Okazaki's bicycle kick beats Newcastle; March 14, 2016

Shinji Okazaki's bicycle kick goal gave Leicester a nervy 1-0 win over Newcastle on a day which Leicester entered leading Tottenham by just two points in the Premier League table.
Captain Morgan helps Leicester extend lead; April 3, 2016

With Tottenham dropping points to Liverpool the previous day, Leicester took full advantage. Defender and captain Wes Morgan scored his only goal of the season in a 1-0 win over Southampton that stretched the club's lead atop the table to seven points.
Leicester clinches Champions League place; April 10, 2016

It went overlooked given the club's title aspirations, but Leicester clinched an almost equally improbable place in next season's Champions League with a 2-0 win at Sunderland, cementing a top-four place. Jamie Vardy's two goals did the honors.
Ulloa's late equalizing PK vs. West Ham; April 17, 2016

Leonardo Ulloa calmly converted a penalty kick deep into second-half stoppage time to cap a game full of controversy and secure a vital point in a 2-2 draw with West Ham.
Ulloa scores two in Vardy's absence; April 24, 2016

With leading scorer Jamie Vardy suspended because of a referee altercation in the previous match vs. West Ham, Leonardo Ulloa stepped into the starting lineup and scored twice in a 4-0 rout of Swansea City.

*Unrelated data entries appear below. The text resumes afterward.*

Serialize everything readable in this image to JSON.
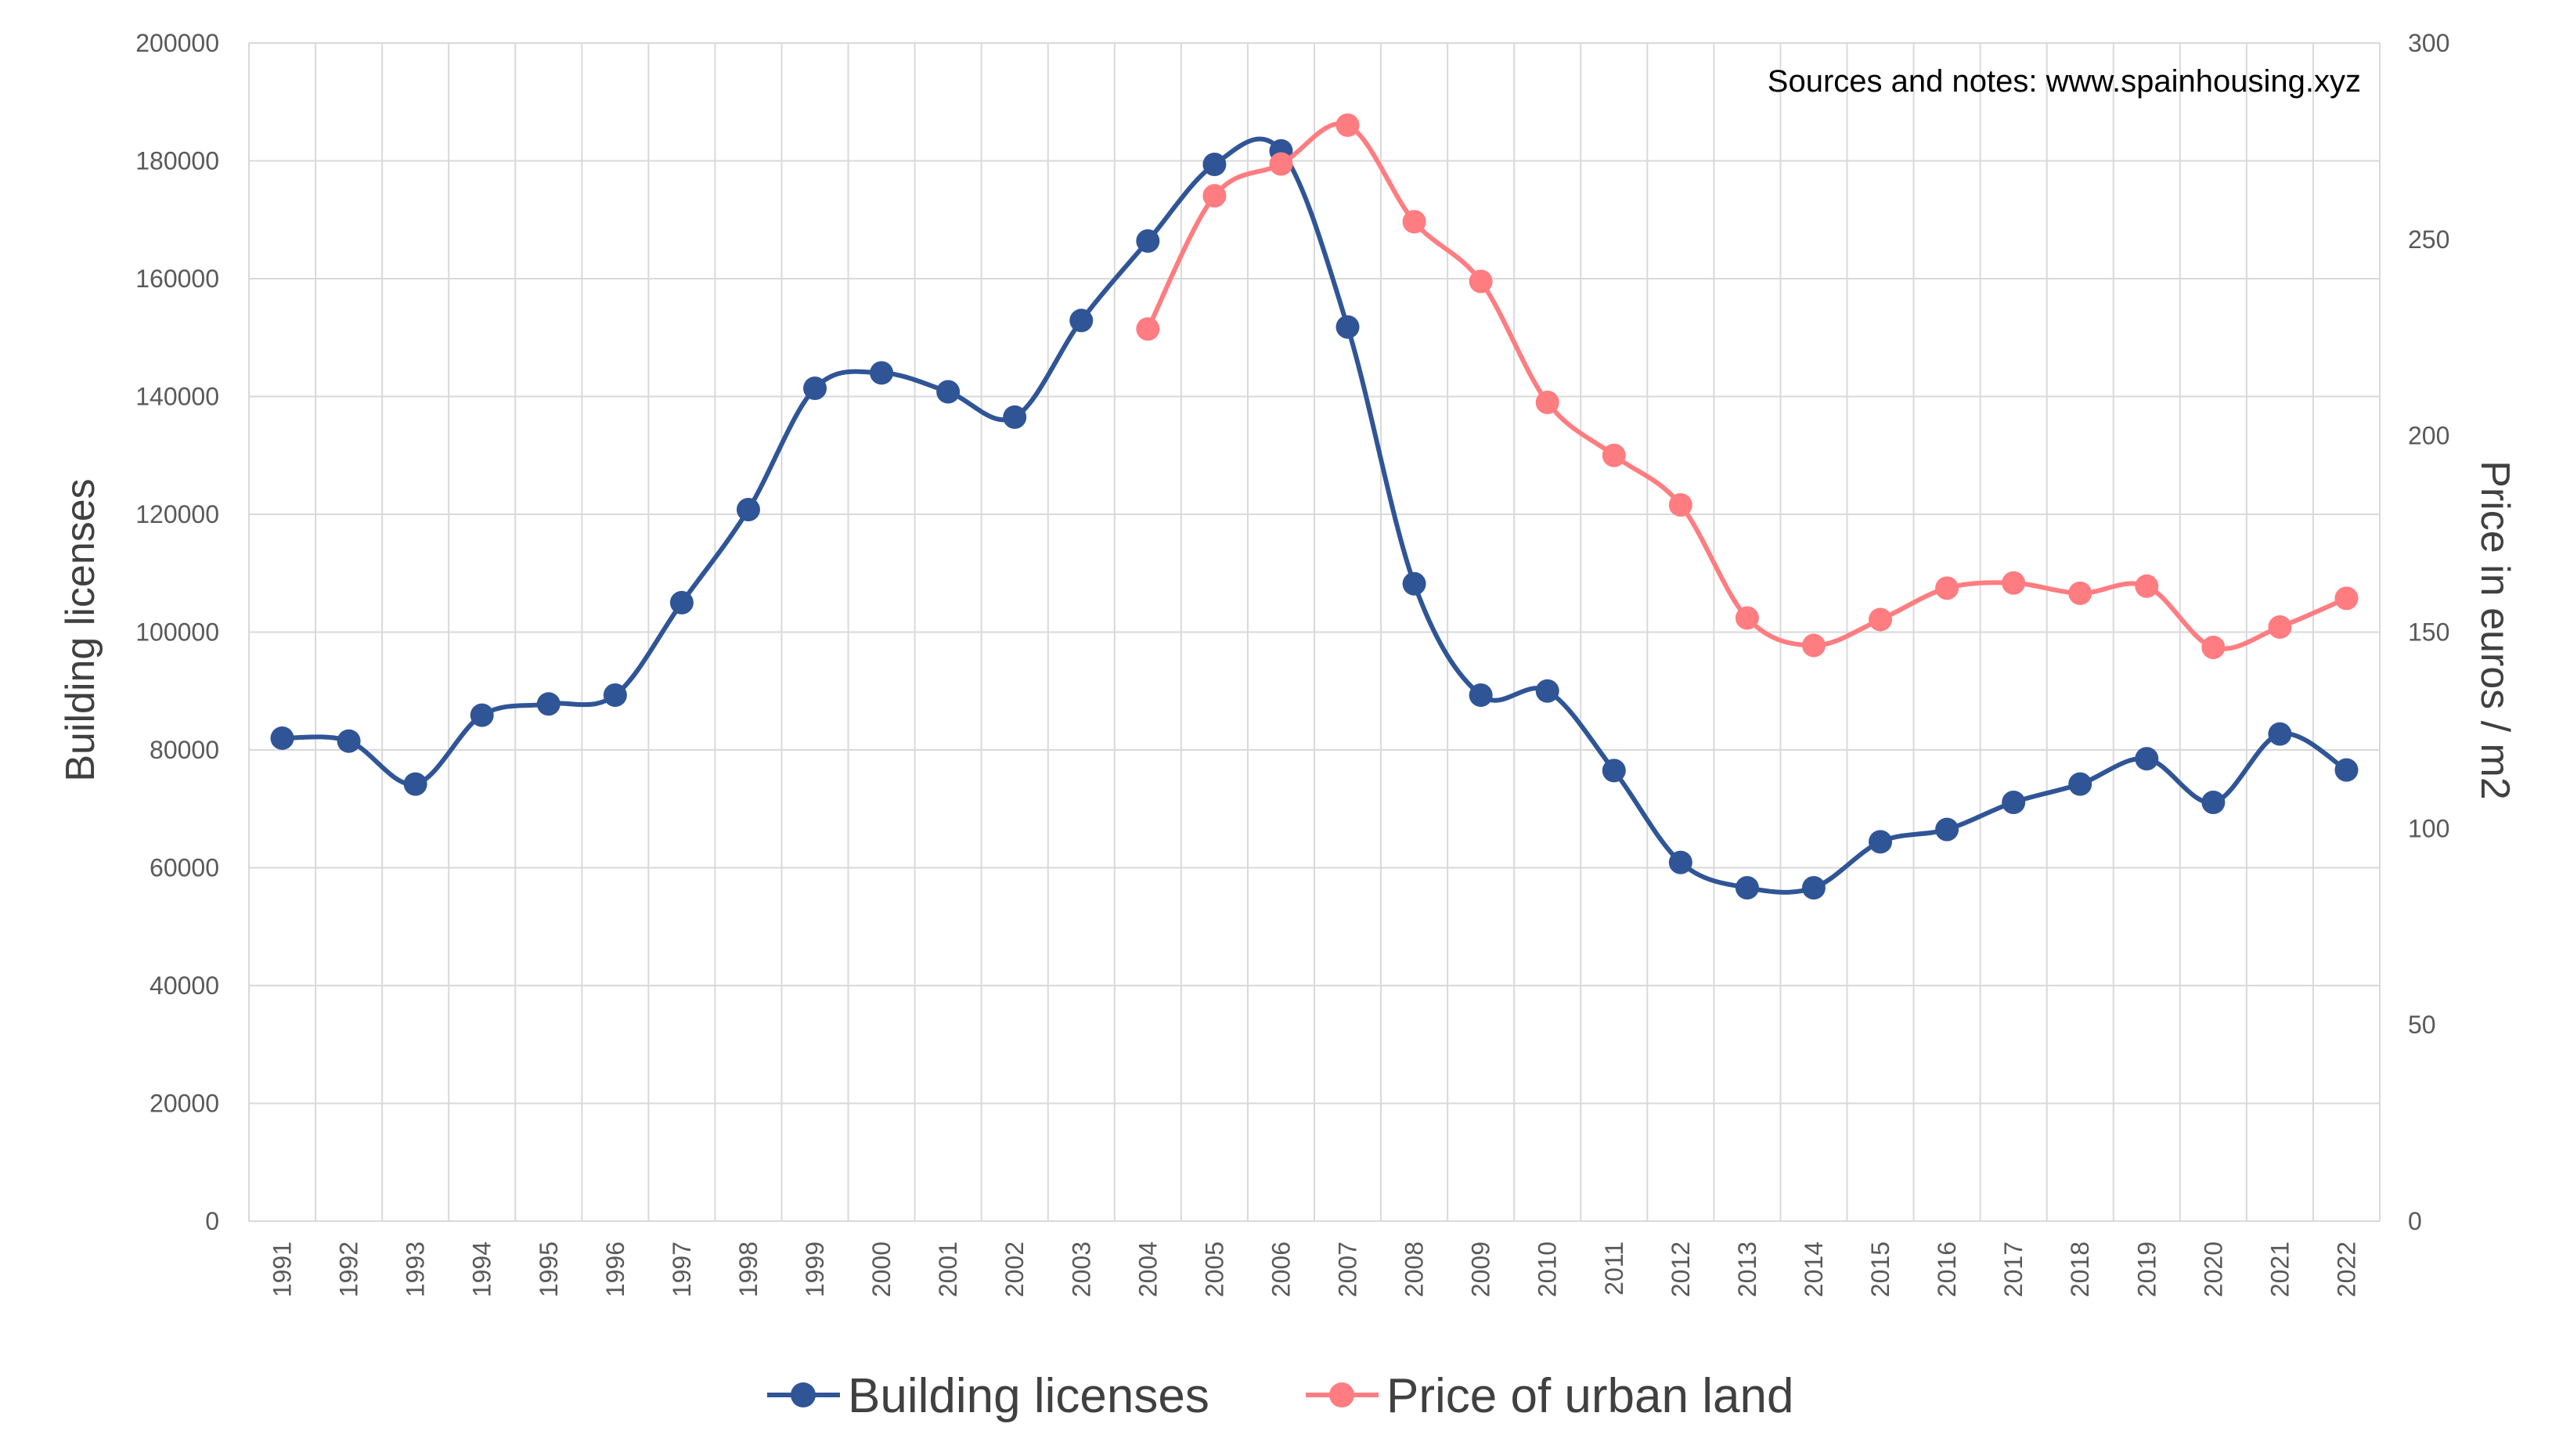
{
  "chart_data": {
    "type": "line",
    "x": [
      "1991",
      "1992",
      "1993",
      "1994",
      "1995",
      "1996",
      "1997",
      "1998",
      "1999",
      "2000",
      "2001",
      "2002",
      "2003",
      "2004",
      "2005",
      "2006",
      "2007",
      "2008",
      "2009",
      "2010",
      "2011",
      "2012",
      "2013",
      "2014",
      "2015",
      "2016",
      "2017",
      "2018",
      "2019",
      "2020",
      "2021",
      "2022"
    ],
    "series": [
      {
        "name": "Building licenses",
        "axis": "left",
        "color": "#2F5597",
        "values": [
          82000,
          81500,
          74200,
          85900,
          87800,
          89300,
          105000,
          120800,
          141400,
          144000,
          140800,
          136500,
          152900,
          166400,
          179400,
          181700,
          151800,
          108200,
          89300,
          90000,
          76500,
          60900,
          56600,
          56600,
          64400,
          66500,
          71100,
          74200,
          78500,
          71100,
          82700,
          76600
        ]
      },
      {
        "name": "Price of urban land",
        "axis": "right",
        "color": "#FF7C80",
        "values": [
          null,
          null,
          null,
          null,
          null,
          null,
          null,
          null,
          null,
          null,
          null,
          null,
          null,
          227.2,
          261.1,
          269.2,
          279.1,
          254.5,
          239.3,
          208.5,
          195.0,
          182.4,
          153.6,
          146.6,
          153.2,
          161.2,
          162.5,
          159.9,
          161.7,
          146.1,
          151.3,
          158.6
        ]
      }
    ],
    "ylabel": "Building licenses",
    "y2label": "Price in euros / m2",
    "ylim": [
      0,
      200000
    ],
    "y2lim": [
      0,
      300
    ],
    "yticks": [
      "0",
      "20000",
      "40000",
      "60000",
      "80000",
      "100000",
      "120000",
      "140000",
      "160000",
      "180000",
      "200000"
    ],
    "y2ticks": [
      "0",
      "50",
      "100",
      "150",
      "200",
      "250",
      "300"
    ],
    "grid": true,
    "legend_position": "bottom",
    "annotation": "Sources and notes: www.spainhousing.xyz"
  }
}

A Tottenham draw the following day put Leicester in position to clinch the title with three points from its final three games.
The Vardy Party; May 2, 2016

Leicester players gathered at Jamie Vardy's house to watch Chelsea take on Tottenham in the decisive match in the title race. It was the Vardy Party to top all Vardy Parties, as Leicester was crowned champion following the 2-2 draw at Stamford Bridge.
Ranieri's Guard of Honor; May 14, 2016

Claudio Ranieri returns to Stamford Bridge, where he was jettisoned in 2004 for Jose Mourinho, and steps through Chelsea's guard of honor, which the outgoing champions provided for Leicester City.
There might be a short-term uplift from sacking Ranieri, but to what end? Is there a better manager waiting around? One who, say, won the league with the same group of players last season?
There is talk of unrest in the squad, but then there always is when results go badly. Ranieri was criticized for remaining too loyal to the same core of players, but last season his capacity to keep picking the same side was perceived as one of his strengths. It’s not difficult to pinpoint what’s gone wrong: N’Golo Kante has been sold–and looks like winning the league again this season with Chelsea–while half a dozen players who simultaneously produced the best seasons of their careers, feeding off each others’ confidence, have reverted to being what they were for most of their careers: lower-league strugglers, and they’re now being dragged down by each other’s doubts.
Vardy has stopped scoring goals –only five this season as opposed to 24 last, and three of them came in one game against Manchester City. Riyad Mahrez has three goals this season as opposed to 17 last season. Defenses have figured them out (Mahrez looked dangerous again playing for Algeria in the Cup of Nations) and they haven’t been good enough to adapt.
The two center backs, Wes Morgan and especially Robert Huth, have had rotten seasons, looking slow and cumbersome. Danny Drinkwater is not the same player without Kante alongside him. Only goalkeeper Kasper Schmeichel and, perhaps, Christian Fuchs, have played at anything like the level of last season. Was that really Ranieri’s fault?
Perhaps replacing him would stop the rot, perhaps it would shock the team into a reaction that would drag them away from the relegation zone. But it could only be a short-term measure, and the danger is that Leicester then gets stuck in the same spiral of sacking managers once a season that has blighted Sunderland. Put bluntly, last season was a freak and this is probably the level of this group of players. Getting rid of Ranieri doesn’t change that.